Suriye’deki muhaliflerin kaçırdığı hacı adaylarının aileleri uzun süredir Beyrut’ta Türkiye Büyükelçiliği ve THY büroları önünde gösteriler yapıyorlardı. Aileler, Türk pilotlarının kaçırıldığını duyunca havai fişekler patlatarak sevinç gösterilerinde bulunmuştur.
Başbakan Erdoğan’ın ABD’nin bölgesel hâkimiyet projesi olan BOP’un Eş Başkanlığını ciddiye alması, Türkiye’nin başını fena halde belaya sokmuştur. Bölge ülkelerindeki gelişmeler karşısında ifrat ile tefrit arasında gidip gelen AKP politikaları Türkiye’yi, ülkelerde savaşan tarafların ve terör örgütlerinin hedefi yapmıştır.

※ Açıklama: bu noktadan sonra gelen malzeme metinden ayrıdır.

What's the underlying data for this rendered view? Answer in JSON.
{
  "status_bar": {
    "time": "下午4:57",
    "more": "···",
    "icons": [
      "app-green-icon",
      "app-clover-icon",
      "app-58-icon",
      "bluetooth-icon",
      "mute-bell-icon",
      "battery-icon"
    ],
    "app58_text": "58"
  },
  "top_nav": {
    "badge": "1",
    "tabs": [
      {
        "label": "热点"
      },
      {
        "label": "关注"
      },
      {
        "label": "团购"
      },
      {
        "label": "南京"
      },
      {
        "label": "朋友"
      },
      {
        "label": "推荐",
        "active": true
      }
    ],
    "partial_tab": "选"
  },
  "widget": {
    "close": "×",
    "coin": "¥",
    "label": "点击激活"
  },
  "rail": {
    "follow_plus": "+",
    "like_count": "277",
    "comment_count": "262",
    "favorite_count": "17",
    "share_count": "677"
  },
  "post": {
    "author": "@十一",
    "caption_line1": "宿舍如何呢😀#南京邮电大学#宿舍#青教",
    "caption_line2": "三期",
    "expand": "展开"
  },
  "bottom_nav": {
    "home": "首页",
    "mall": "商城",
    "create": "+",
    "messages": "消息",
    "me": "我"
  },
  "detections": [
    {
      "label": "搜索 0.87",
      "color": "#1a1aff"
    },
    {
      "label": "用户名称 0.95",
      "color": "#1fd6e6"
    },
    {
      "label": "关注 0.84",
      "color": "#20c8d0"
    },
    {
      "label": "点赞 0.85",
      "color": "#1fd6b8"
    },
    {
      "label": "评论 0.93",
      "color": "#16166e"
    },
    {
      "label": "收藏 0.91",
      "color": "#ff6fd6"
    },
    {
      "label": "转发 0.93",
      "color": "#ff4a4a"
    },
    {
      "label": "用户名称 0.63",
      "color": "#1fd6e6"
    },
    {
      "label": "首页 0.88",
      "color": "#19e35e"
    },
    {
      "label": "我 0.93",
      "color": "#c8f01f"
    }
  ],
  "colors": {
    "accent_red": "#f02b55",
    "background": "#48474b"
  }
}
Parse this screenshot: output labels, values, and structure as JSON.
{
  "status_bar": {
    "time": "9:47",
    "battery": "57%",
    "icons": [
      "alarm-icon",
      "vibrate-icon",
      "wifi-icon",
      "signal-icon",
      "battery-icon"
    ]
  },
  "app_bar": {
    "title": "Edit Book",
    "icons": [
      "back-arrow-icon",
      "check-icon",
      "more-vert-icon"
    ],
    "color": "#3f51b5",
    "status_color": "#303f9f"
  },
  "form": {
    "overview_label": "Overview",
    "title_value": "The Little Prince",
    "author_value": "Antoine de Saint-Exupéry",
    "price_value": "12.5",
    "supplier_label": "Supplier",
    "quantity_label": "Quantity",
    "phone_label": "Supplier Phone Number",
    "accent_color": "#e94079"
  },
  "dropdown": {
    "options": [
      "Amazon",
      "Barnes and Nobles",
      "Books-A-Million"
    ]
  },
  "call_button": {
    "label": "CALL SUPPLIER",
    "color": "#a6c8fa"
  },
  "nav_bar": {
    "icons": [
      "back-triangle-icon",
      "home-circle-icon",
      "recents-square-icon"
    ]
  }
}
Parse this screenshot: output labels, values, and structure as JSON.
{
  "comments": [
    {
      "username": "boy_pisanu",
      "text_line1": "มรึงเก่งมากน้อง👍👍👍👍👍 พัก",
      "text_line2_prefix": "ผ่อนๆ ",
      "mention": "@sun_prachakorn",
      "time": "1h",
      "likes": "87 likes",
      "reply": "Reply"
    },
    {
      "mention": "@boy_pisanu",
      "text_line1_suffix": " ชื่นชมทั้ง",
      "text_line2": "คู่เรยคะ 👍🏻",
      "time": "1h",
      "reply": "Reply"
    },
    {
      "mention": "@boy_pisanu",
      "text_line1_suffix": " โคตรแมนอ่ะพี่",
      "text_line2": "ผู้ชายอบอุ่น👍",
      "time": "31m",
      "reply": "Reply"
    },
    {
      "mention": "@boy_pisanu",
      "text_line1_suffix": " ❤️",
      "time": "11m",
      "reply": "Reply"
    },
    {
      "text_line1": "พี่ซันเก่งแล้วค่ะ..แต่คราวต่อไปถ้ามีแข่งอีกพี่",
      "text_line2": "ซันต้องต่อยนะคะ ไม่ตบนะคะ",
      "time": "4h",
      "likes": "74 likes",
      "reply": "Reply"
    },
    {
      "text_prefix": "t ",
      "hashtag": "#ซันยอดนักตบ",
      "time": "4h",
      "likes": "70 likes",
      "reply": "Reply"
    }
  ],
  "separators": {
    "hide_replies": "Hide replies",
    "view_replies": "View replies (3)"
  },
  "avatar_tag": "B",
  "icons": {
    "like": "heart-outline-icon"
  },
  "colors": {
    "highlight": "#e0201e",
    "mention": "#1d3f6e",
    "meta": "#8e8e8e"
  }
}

Yemen’den Libya’ya, Mısır’dan Lübnan’a, Tunus’tan Suriye’ye kadar kimi yerde iktidarlar, kimi yerde de iktidarlara karşı savaşan ya da mücadele eden muhalif unsurlar Türkiye’yi doğrudan hedef almışlardır.
Hizbullah’tan El Kaide’ye, El Şebap’tan Cihatçılara kadar uzanan örgütlerin hedefinde artık Türkiye vardır. AKP, Orta Doğu’da Türkiye’yi ilgilendirmeyen sorunlara hadsiz hesapsız dahil olarak Türkiye’yi bu ülkelerde hem taraf hem de hedef haline getirmiştir. Bu ülkelerde iş yapan ya da bu ülkelere giden Türkiye vatandaşlarının işi bundan sonra çok daha zordur!